Large volume metrology measurements are conducted at every major phase of alignment and integration of large scale extraterrestrial instruments, for example, the Integrated Science Instrument Module which forms the main payload of the James Webb Space Telescope at NASA Goddard Space Flight Center. Placement of components within large scale assemblies may require precisely locating metrology targets and predicting locations of targets that may be out of view. A network of both ambient and cryogenic metrology measurements may be used to verify that components of the large scale extraterrestrial instrument and ground support equipment conform to the predicted position and orientation at various integration and alignment states. The combining of multiple location and orientation measurements and their uncertainties from the network of different metrology instruments may be accomplished using various data gathering and data analysis tools or programs. The resulting measurements and their uncertainties constitute a metrology calibration database for a particular test configuration.

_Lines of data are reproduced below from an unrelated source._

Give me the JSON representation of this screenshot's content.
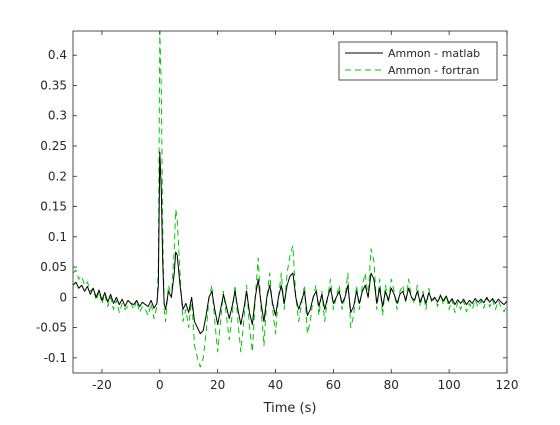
{
  "chart_data": {
    "type": "line",
    "title": "",
    "xlabel": "Time (s)",
    "ylabel": "",
    "xlim": [
      -30,
      120
    ],
    "ylim": [
      -0.125,
      0.44
    ],
    "xticks": [
      -20,
      0,
      20,
      40,
      60,
      80,
      100,
      120
    ],
    "yticks": [
      -0.1,
      -0.05,
      0,
      0.05,
      0.1,
      0.15,
      0.2,
      0.25,
      0.3,
      0.35,
      0.4
    ],
    "xtick_labels": [
      "-20",
      "0",
      "20",
      "40",
      "60",
      "80",
      "100",
      "120"
    ],
    "ytick_labels": [
      "-0.1",
      "-0.05",
      "0",
      "0.05",
      "0.1",
      "0.15",
      "0.2",
      "0.25",
      "0.3",
      "0.35",
      "0.4"
    ],
    "grid": false,
    "legend_position": "top-right",
    "series": [
      {
        "name": "Ammon - matlab",
        "color": "#000000",
        "linestyle": "solid",
        "points": [
          [
            -30,
            0.02
          ],
          [
            -29,
            0.025
          ],
          [
            -28,
            0.015
          ],
          [
            -27,
            0.02
          ],
          [
            -26,
            0.01
          ],
          [
            -25,
            0.018
          ],
          [
            -24,
            0.005
          ],
          [
            -23,
            0.015
          ],
          [
            -22,
            0.0
          ],
          [
            -21,
            0.012
          ],
          [
            -20,
            -0.005
          ],
          [
            -19,
            0.008
          ],
          [
            -18,
            -0.008
          ],
          [
            -17,
            0.005
          ],
          [
            -16,
            -0.01
          ],
          [
            -15,
            0.0
          ],
          [
            -14,
            -0.012
          ],
          [
            -13,
            -0.003
          ],
          [
            -12,
            -0.015
          ],
          [
            -11,
            -0.005
          ],
          [
            -10,
            -0.01
          ],
          [
            -9,
            -0.012
          ],
          [
            -8,
            -0.005
          ],
          [
            -7,
            -0.015
          ],
          [
            -6,
            -0.008
          ],
          [
            -5,
            -0.012
          ],
          [
            -4,
            -0.015
          ],
          [
            -3,
            -0.005
          ],
          [
            -2,
            -0.018
          ],
          [
            -1,
            -0.01
          ],
          [
            -0.5,
            0.02
          ],
          [
            0,
            0.24
          ],
          [
            0.5,
            0.18
          ],
          [
            1,
            0.06
          ],
          [
            1.5,
            -0.01
          ],
          [
            2,
            -0.02
          ],
          [
            3,
            0.01
          ],
          [
            4,
            0.0
          ],
          [
            5,
            0.04
          ],
          [
            5.5,
            0.075
          ],
          [
            6,
            0.07
          ],
          [
            7,
            0.02
          ],
          [
            8,
            -0.02
          ],
          [
            9,
            -0.01
          ],
          [
            10,
            -0.025
          ],
          [
            11,
            0.0
          ],
          [
            12,
            -0.04
          ],
          [
            13,
            -0.05
          ],
          [
            14,
            -0.06
          ],
          [
            15,
            -0.055
          ],
          [
            16,
            -0.03
          ],
          [
            17,
            0.0
          ],
          [
            18,
            0.01
          ],
          [
            19,
            -0.02
          ],
          [
            20,
            -0.045
          ],
          [
            21,
            -0.02
          ],
          [
            22,
            0.005
          ],
          [
            23,
            -0.015
          ],
          [
            24,
            -0.035
          ],
          [
            25,
            -0.015
          ],
          [
            26,
            0.01
          ],
          [
            27,
            -0.02
          ],
          [
            28,
            -0.045
          ],
          [
            29,
            -0.02
          ],
          [
            30,
            0.01
          ],
          [
            31,
            -0.025
          ],
          [
            32,
            -0.045
          ],
          [
            33,
            0.0
          ],
          [
            34,
            0.03
          ],
          [
            35,
            -0.01
          ],
          [
            36,
            -0.04
          ],
          [
            37,
            0.0
          ],
          [
            38,
            0.02
          ],
          [
            39,
            -0.01
          ],
          [
            40,
            -0.03
          ],
          [
            41,
            0.0
          ],
          [
            42,
            0.02
          ],
          [
            43,
            -0.01
          ],
          [
            44,
            0.02
          ],
          [
            45,
            0.035
          ],
          [
            46,
            0.04
          ],
          [
            47,
            0.0
          ],
          [
            48,
            -0.02
          ],
          [
            49,
            -0.005
          ],
          [
            50,
            0.01
          ],
          [
            51,
            -0.03
          ],
          [
            52,
            -0.02
          ],
          [
            53,
            0.0
          ],
          [
            54,
            0.01
          ],
          [
            55,
            -0.015
          ],
          [
            56,
            0.005
          ],
          [
            57,
            -0.02
          ],
          [
            58,
            0.0
          ],
          [
            59,
            0.015
          ],
          [
            60,
            -0.01
          ],
          [
            61,
            0.0
          ],
          [
            62,
            0.01
          ],
          [
            63,
            -0.01
          ],
          [
            64,
            0.0
          ],
          [
            65,
            0.02
          ],
          [
            66,
            -0.025
          ],
          [
            67,
            -0.015
          ],
          [
            68,
            0.01
          ],
          [
            69,
            -0.01
          ],
          [
            70,
            0.01
          ],
          [
            71,
            0.02
          ],
          [
            72,
            0.0
          ],
          [
            73,
            0.04
          ],
          [
            74,
            0.03
          ],
          [
            75,
            -0.01
          ],
          [
            76,
            0.015
          ],
          [
            77,
            -0.015
          ],
          [
            78,
            0.01
          ],
          [
            79,
            -0.005
          ],
          [
            80,
            0.015
          ],
          [
            81,
            0.005
          ],
          [
            82,
            -0.01
          ],
          [
            83,
            0.005
          ],
          [
            84,
            0.01
          ],
          [
            85,
            -0.005
          ],
          [
            86,
            0.015
          ],
          [
            87,
            0.0
          ],
          [
            88,
            -0.005
          ],
          [
            89,
            0.01
          ],
          [
            90,
            -0.008
          ],
          [
            91,
            0.005
          ],
          [
            92,
            -0.01
          ],
          [
            93,
            0.008
          ],
          [
            94,
            -0.005
          ],
          [
            95,
            0.0
          ],
          [
            96,
            -0.008
          ],
          [
            97,
            0.003
          ],
          [
            98,
            -0.006
          ],
          [
            99,
            0.002
          ],
          [
            100,
            -0.01
          ],
          [
            101,
            -0.002
          ],
          [
            102,
            -0.012
          ],
          [
            103,
            -0.004
          ],
          [
            104,
            -0.01
          ],
          [
            105,
            -0.003
          ],
          [
            106,
            -0.012
          ],
          [
            107,
            -0.005
          ],
          [
            108,
            -0.01
          ],
          [
            109,
            -0.002
          ],
          [
            110,
            -0.008
          ],
          [
            111,
            -0.003
          ],
          [
            112,
            -0.009
          ],
          [
            113,
            0.0
          ],
          [
            114,
            -0.008
          ],
          [
            115,
            -0.002
          ],
          [
            116,
            -0.01
          ],
          [
            117,
            -0.003
          ],
          [
            118,
            -0.008
          ],
          [
            119,
            -0.012
          ],
          [
            120,
            -0.006
          ]
        ]
      },
      {
        "name": "Ammon - fortran",
        "color": "#00c800",
        "linestyle": "dashed",
        "points": [
          [
            -30,
            0.04
          ],
          [
            -29,
            0.045
          ],
          [
            -28,
            0.03
          ],
          [
            -27,
            0.035
          ],
          [
            -26,
            0.02
          ],
          [
            -25,
            0.025
          ],
          [
            -24,
            0.01
          ],
          [
            -23,
            0.015
          ],
          [
            -22,
            -0.005
          ],
          [
            -21,
            0.01
          ],
          [
            -20,
            -0.01
          ],
          [
            -19,
            0.005
          ],
          [
            -18,
            -0.015
          ],
          [
            -17,
            0.0
          ],
          [
            -16,
            -0.02
          ],
          [
            -15,
            -0.005
          ],
          [
            -14,
            -0.025
          ],
          [
            -13,
            -0.01
          ],
          [
            -12,
            -0.02
          ],
          [
            -11,
            -0.015
          ],
          [
            -10,
            -0.01
          ],
          [
            -9,
            -0.02
          ],
          [
            -8,
            -0.005
          ],
          [
            -7,
            -0.025
          ],
          [
            -6,
            -0.015
          ],
          [
            -5,
            -0.02
          ],
          [
            -4,
            -0.03
          ],
          [
            -3,
            -0.01
          ],
          [
            -2,
            -0.035
          ],
          [
            -1,
            -0.015
          ],
          [
            -0.5,
            0.05
          ],
          [
            0,
            0.44
          ],
          [
            0.5,
            0.35
          ],
          [
            1,
            0.12
          ],
          [
            1.5,
            -0.02
          ],
          [
            2,
            -0.04
          ],
          [
            3,
            0.02
          ],
          [
            4,
            0.0
          ],
          [
            5,
            0.08
          ],
          [
            5.5,
            0.145
          ],
          [
            6,
            0.13
          ],
          [
            7,
            0.04
          ],
          [
            8,
            -0.04
          ],
          [
            9,
            -0.02
          ],
          [
            10,
            -0.05
          ],
          [
            11,
            0.0
          ],
          [
            12,
            -0.08
          ],
          [
            13,
            -0.1
          ],
          [
            14,
            -0.115
          ],
          [
            15,
            -0.1
          ],
          [
            16,
            -0.06
          ],
          [
            17,
            0.0
          ],
          [
            18,
            0.02
          ],
          [
            19,
            -0.04
          ],
          [
            20,
            -0.09
          ],
          [
            21,
            -0.04
          ],
          [
            22,
            0.01
          ],
          [
            23,
            -0.03
          ],
          [
            24,
            -0.07
          ],
          [
            25,
            -0.03
          ],
          [
            26,
            0.02
          ],
          [
            27,
            -0.04
          ],
          [
            28,
            -0.09
          ],
          [
            29,
            -0.04
          ],
          [
            30,
            0.02
          ],
          [
            31,
            -0.05
          ],
          [
            32,
            -0.09
          ],
          [
            33,
            0.0
          ],
          [
            34,
            0.065
          ],
          [
            35,
            -0.02
          ],
          [
            36,
            -0.08
          ],
          [
            37,
            0.0
          ],
          [
            38,
            0.04
          ],
          [
            39,
            -0.02
          ],
          [
            40,
            -0.06
          ],
          [
            41,
            0.0
          ],
          [
            42,
            0.04
          ],
          [
            43,
            -0.02
          ],
          [
            44,
            0.04
          ],
          [
            45,
            0.07
          ],
          [
            46,
            0.085
          ],
          [
            47,
            0.0
          ],
          [
            48,
            -0.04
          ],
          [
            49,
            -0.01
          ],
          [
            50,
            0.02
          ],
          [
            51,
            -0.06
          ],
          [
            52,
            -0.04
          ],
          [
            53,
            0.0
          ],
          [
            54,
            0.02
          ],
          [
            55,
            -0.03
          ],
          [
            56,
            0.01
          ],
          [
            57,
            -0.04
          ],
          [
            58,
            0.0
          ],
          [
            59,
            0.03
          ],
          [
            60,
            -0.02
          ],
          [
            61,
            0.0
          ],
          [
            62,
            0.02
          ],
          [
            63,
            -0.02
          ],
          [
            64,
            0.0
          ],
          [
            65,
            0.04
          ],
          [
            66,
            -0.05
          ],
          [
            67,
            -0.03
          ],
          [
            68,
            0.02
          ],
          [
            69,
            -0.02
          ],
          [
            70,
            0.02
          ],
          [
            71,
            0.04
          ],
          [
            72,
            0.0
          ],
          [
            73,
            0.08
          ],
          [
            74,
            0.06
          ],
          [
            75,
            -0.02
          ],
          [
            76,
            0.03
          ],
          [
            77,
            -0.03
          ],
          [
            78,
            0.02
          ],
          [
            79,
            -0.01
          ],
          [
            80,
            0.03
          ],
          [
            81,
            0.01
          ],
          [
            82,
            -0.02
          ],
          [
            83,
            0.01
          ],
          [
            84,
            0.02
          ],
          [
            85,
            -0.01
          ],
          [
            86,
            0.03
          ],
          [
            87,
            0.0
          ],
          [
            88,
            -0.01
          ],
          [
            89,
            0.02
          ],
          [
            90,
            -0.015
          ],
          [
            91,
            0.01
          ],
          [
            92,
            -0.02
          ],
          [
            93,
            0.015
          ],
          [
            94,
            -0.01
          ],
          [
            95,
            0.0
          ],
          [
            96,
            -0.015
          ],
          [
            97,
            0.005
          ],
          [
            98,
            -0.012
          ],
          [
            99,
            0.004
          ],
          [
            100,
            -0.02
          ],
          [
            101,
            -0.004
          ],
          [
            102,
            -0.025
          ],
          [
            103,
            -0.008
          ],
          [
            104,
            -0.02
          ],
          [
            105,
            -0.006
          ],
          [
            106,
            -0.024
          ],
          [
            107,
            -0.01
          ],
          [
            108,
            -0.02
          ],
          [
            109,
            -0.004
          ],
          [
            110,
            -0.016
          ],
          [
            111,
            -0.006
          ],
          [
            112,
            -0.018
          ],
          [
            113,
            0.0
          ],
          [
            114,
            -0.016
          ],
          [
            115,
            -0.004
          ],
          [
            116,
            -0.02
          ],
          [
            117,
            -0.006
          ],
          [
            118,
            -0.016
          ],
          [
            119,
            -0.024
          ],
          [
            120,
            -0.012
          ]
        ]
      }
    ]
  }
}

Best-fit transformations are routinely used in metrology to adjust the position and orientation of points, objects, coordinate systems, and measurement instruments. A best-fit spatial-transformation, however, transforms nominal targets without regard to the uncertainty in those targets. In principle, it is possible to apply hundreds of transformations back-and forth between common targets in two different databases with only negligible round-off error when using double precision operations. In practice, however, there is an accuracy penalty associated with applying a transformation to common measured targets that is dependent on the uncertainty in those targets.
Monte Carlo simulations are routinely used in the aerospace and other industries to explore the sensitivity in the output of complex systems by iteratively varying the input parameters within statistical limits. These complex systems can be mathematical or physical in nature and usually contain multiple coupled degrees of freedom where closed-form solutions are difficult or impossible to obtain. A Monte Carlo approach is well suited to characterizing the sensitivity of transformed 3D-points because of the nonlinearity associated with a composite rotation matrix.